PARIS (Reuters) – Marc Jacobs, the star designer who turned Louis Vuitton from a staid luggage-maker into the world’s biggest luxury brand, is leaving to take his own label public, a source close to the French company’s parent, LVMH, said on Wednesday.
The move follows a series of leadership changes at Louis Vuitton, LVMH’s biggest source of profit and revenue, aimed at helping the brand regain some of its lost prestige after a decline in sales growth over the past year.
“Marc Jacobs is leaving Vuitton and will focus on his own brand,” the source said on condition of anonymity.
LVMH and Marc Jacobs declined to comment, but the source said the designer aims to float his business – which is estimated to generate sales of around 500 million euros – in an initial public offering.
“There is an IPO project for the MJ brand,” the source told Reuters.
Some industry observers have suggested Jacobs has been encouraged by the success of Michael Kors Holdings Ltd, the U.S. affordable luxury brand whose sales have been enjoying stellar growth. That brand’s revenue rose 54 percent last quarter, pinching Coach Inc in the handbags market, and Kors is expanding in Europe and Asia.
Kors shares have nearly quadrupled since the company priced them at $20 in its IPO in late 2011. Another high-end fashion brand, Vince, last month filed to go public on the New York Stock Exchange.
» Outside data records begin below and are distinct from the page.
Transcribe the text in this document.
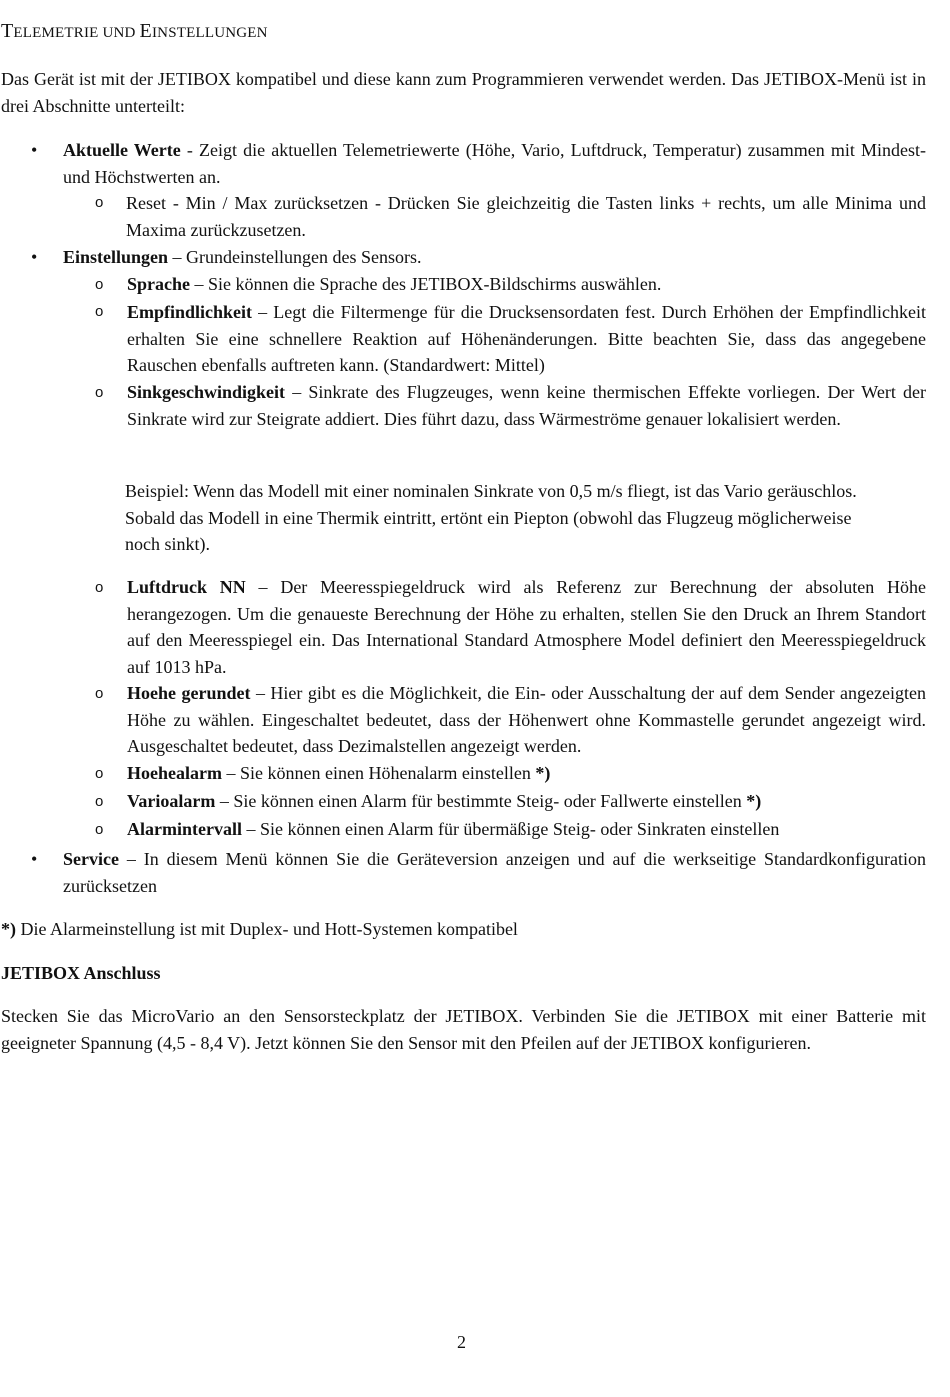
TELEMETRIE UND EINSTELLUNGEN
Das Gerät ist mit der JETIBOX kompatibel und diese kann zum Programmieren verwendet werden. Das JETIBOX-Menü ist in drei Abschnitte unterteilt:
• Aktuelle Werte - Zeigt die aktuellen Telemetriewerte (Höhe, Vario, Luftdruck, Temperatur) zusammen mit Mindest- und Höchstwerten an.
o Reset - Min / Max zurücksetzen - Drücken Sie gleichzeitig die Tasten links + rechts, um alle Minima und Maxima zurückzusetzen.
• Einstellungen – Grundeinstellungen des Sensors.
o Sprache – Sie können die Sprache des JETIBOX-Bildschirms auswählen.
o Empfindlichkeit – Legt die Filtermenge für die Drucksensordaten fest. Durch Erhöhen der Empfindlichkeit erhalten Sie eine schnellere Reaktion auf Höhenänderungen. Bitte beachten Sie, dass das angegebene Rauschen ebenfalls auftreten kann. (Standardwert: Mittel)
o Sinkgeschwindigkeit – Sinkrate des Flugzeuges, wenn keine thermischen Effekte vorliegen. Der Wert der Sinkrate wird zur Steigrate addiert. Dies führt dazu, dass Wärmeströme genauer lokalisiert werden.
Beispiel: Wenn das Modell mit einer nominalen Sinkrate von 0,5 m/s fliegt, ist das Vario geräuschlos. Sobald das Modell in eine Thermik eintritt, ertönt ein Piepton (obwohl das Flugzeug möglicherweise noch sinkt).
o Luftdruck NN – Der Meeresspiegeldruck wird als Referenz zur Berechnung der absoluten Höhe herangezogen. Um die genaueste Berechnung der Höhe zu erhalten, stellen Sie den Druck an Ihrem Standort auf den Meeresspiegel ein. Das International Standard Atmosphere Model definiert den Meeresspiegeldruck auf 1013 hPa.
o Hoehe gerundet – Hier gibt es die Möglichkeit, die Ein- oder Ausschaltung der auf dem Sender angezeigten Höhe zu wählen. Eingeschaltet bedeutet, dass der Höhenwert ohne Kommastelle gerundet angezeigt wird. Ausgeschaltet bedeutet, dass Dezimalstellen angezeigt werden.
o Hoehealarm – Sie können einen Höhenalarm einstellen *)
o Varioalarm – Sie können einen Alarm für bestimmte Steig- oder Fallwerte einstellen *)
o Alarmintervall – Sie können einen Alarm für übermäßige Steig- oder Sinkraten einstellen
• Service – In diesem Menü können Sie die Geräteversion anzeigen und auf die werkseitige Standardkonfiguration zurücksetzen
*) Die Alarmeinstellung ist mit Duplex- und Hott-Systemen kompatibel
JETIBOX Anschluss
Stecken Sie das MicroVario an den Sensorsteckplatz der JETIBOX. Verbinden Sie die JETIBOX mit einer Batterie mit geeigneter Spannung (4,5 - 8,4 V). Jetzt können Sie den Sensor mit den Pfeilen auf der JETIBOX konfigurieren.
2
Vince had sales of $708 million (436.6 million pounds) in the last fiscal year.
LVMH owns nearly all of Marc Jacobs International, the operating company, while the trademark ownership is split equally between LVMH, Jacobs, and Jacobs’ partner, Robert Duffy.
“Marc Jacobs’ departure is not a big surprise,” said analyst Antoine Belge at HSBC. “But if the IPO is confirmed, LVMH will lose one of its fastest-growing brands.”
LVMH shares closed down 2.2 percent in trading in Paris, wiping out $2 billion of its market value.